Mr. Market is in a very bad mood. From Bloomberg:
Asian stocks fell, sending Hong Kong’s Hang Seng Index below 16,000 for the first time in two years, on concern the credit crisis will topple more banks and slowing growth will cut demand for the region’s exports…“Investors are liquidating their stock positions because they are frightened of taking on any risks,” said Takashi Miyazaki, who helps oversee $61 billion at Mitsubishi UFJ Asset Management Co. in Tokyo. “The jury is still out on how bad this is going to turn out for the global economy.”
The MSCI Asia Pacific Index fell 3.7 percent to 95.07 as of 11:39 a.m. in Tokyo, bringing its decline this year to 40 percent. The measure is set for its lowest close since April 19, 2005. Financial stocks contributed the most to the index’s drop.
The Hang Seng slumped 4.7 percent, leading declines in Asia, as Hong Kong’s monetary authority cut interest rates to keep a credit crisis from spreading in the region.
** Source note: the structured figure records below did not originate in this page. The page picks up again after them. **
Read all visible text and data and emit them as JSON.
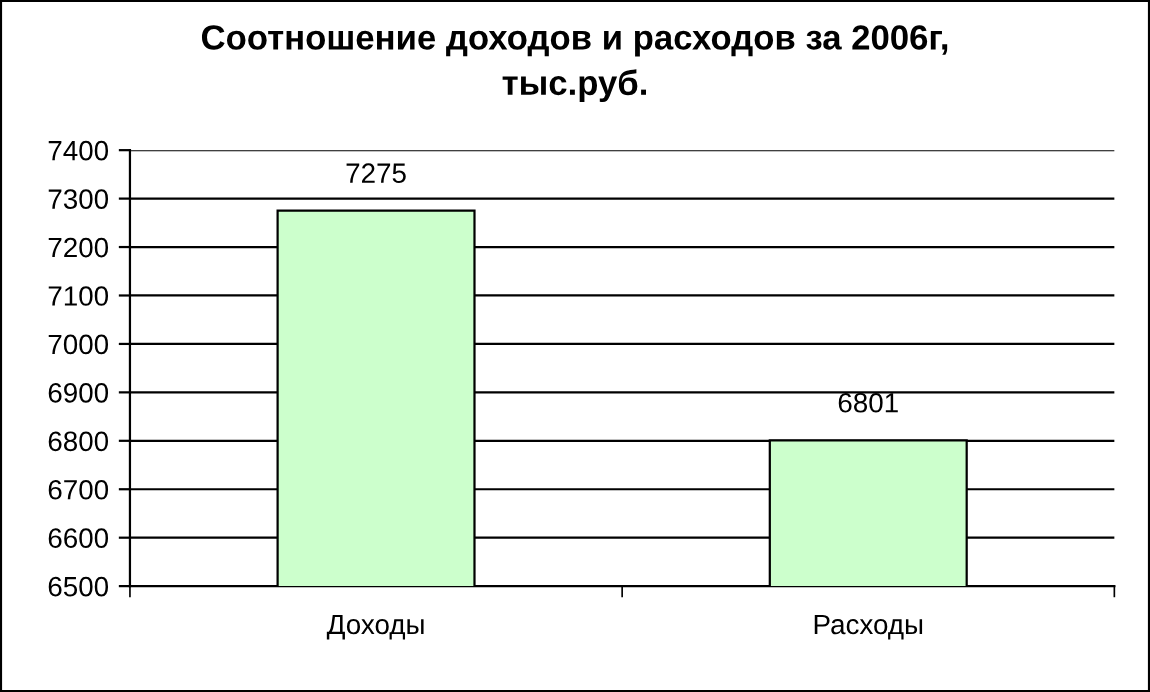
{
  "chart_data": {
    "type": "bar",
    "title": "Соотношение доходов и расходов за 2006г,\nтыс.руб.",
    "categories": [
      "Доходы",
      "Расходы"
    ],
    "values": [
      7275,
      6801
    ],
    "color": "#ccffcc",
    "ylim": [
      6500,
      7400
    ],
    "yticks": [
      6500,
      6600,
      6700,
      6800,
      6900,
      7000,
      7100,
      7200,
      7300,
      7400
    ],
    "grid": "y",
    "data_labels": true
  }
}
Japan’s Nikkei 225 Stock Average lost 4.5 percent to 9,696.12. Australia’s S&P/ASX 200 Index declined 3.4 percent, set for the lowest close since November 2005, as consumer confidence fell this month by the most in more than two years.
The key point came later in the article:
“The plans for propping up the markets aren’t having an effect,” said Yoo Byung Ok, who oversees the equivalent of $3 billion at Mirae Asset Investments Co. in Seoul. “The panic selling continues.”
As we have said before, investors understand that the markets are too big for governments to intervene on a scale necessary to keep asset prices at level not justified by fundamentals. Admittedly, some good investments may be unfairly punished in the carnage, but the bottom of the real estate market in the US is not in sight, and the impact of merely the current level of decline has exacted a high toll.
Update 3:00 AM. We are seeing the reverse of the pattern yesterday, when an awful opening in Asia was considerably tempered by the Australian Reserve Bank’s 100 basis point rate cut. Today, a bad start is only leading to further selling. The Nikkei is down over 9% right now. Other Asian markets are down a comparatively modest 5% ish. The fall in Japan was fueled in part by a report that corporate bankruptcies rose 34$ last moth. From Bloomberg:
Japan’s corporate bankruptcies jumped 34 percent last month, the fastest pace in eight years, as demand for exports slumped and credit-market turmoil engulfed the world’s second-largest economy.Bankruptcies rose to 1,408 cases in September from the same month a year earlier, Tokyo Shoko Research Ltd. said in a report in Tokyo today. That’s the biggest jump since March 2000, when cases rose 38.6 percent, according to Bloomberg data.
Japan’s Nikkei 225 Stock Average tumbled 8.7 percent, its biggest rout since October 1987, on concern the global credit crisis will prolong the economy’s stagnation. Corporate failures are rising at the steepest rate since Japan’s banking crisis in 2000 as the credit shortage deprives businesses of cash.
“We’re in the middle of a recession,” said Masamichi Adachi, senior economist at JPMorgan Chase & Co. in Tokyo. “Real-estate and construction companies have been in a mini- bubble over the last few years because of all that money coming from abroad. Now that’s withdrawn.”






The chinese markets were closed, aren’t they simply playing catch up? Of course that does not hold true for the Nikkei and the rest of the Asian markets.
I am more curious to see if the European markets continue to fall.
If the all the markets continue to fall I think we will see a coordinated action before the Asian markets open on Friday morning, perhaps a coordinated rate cut.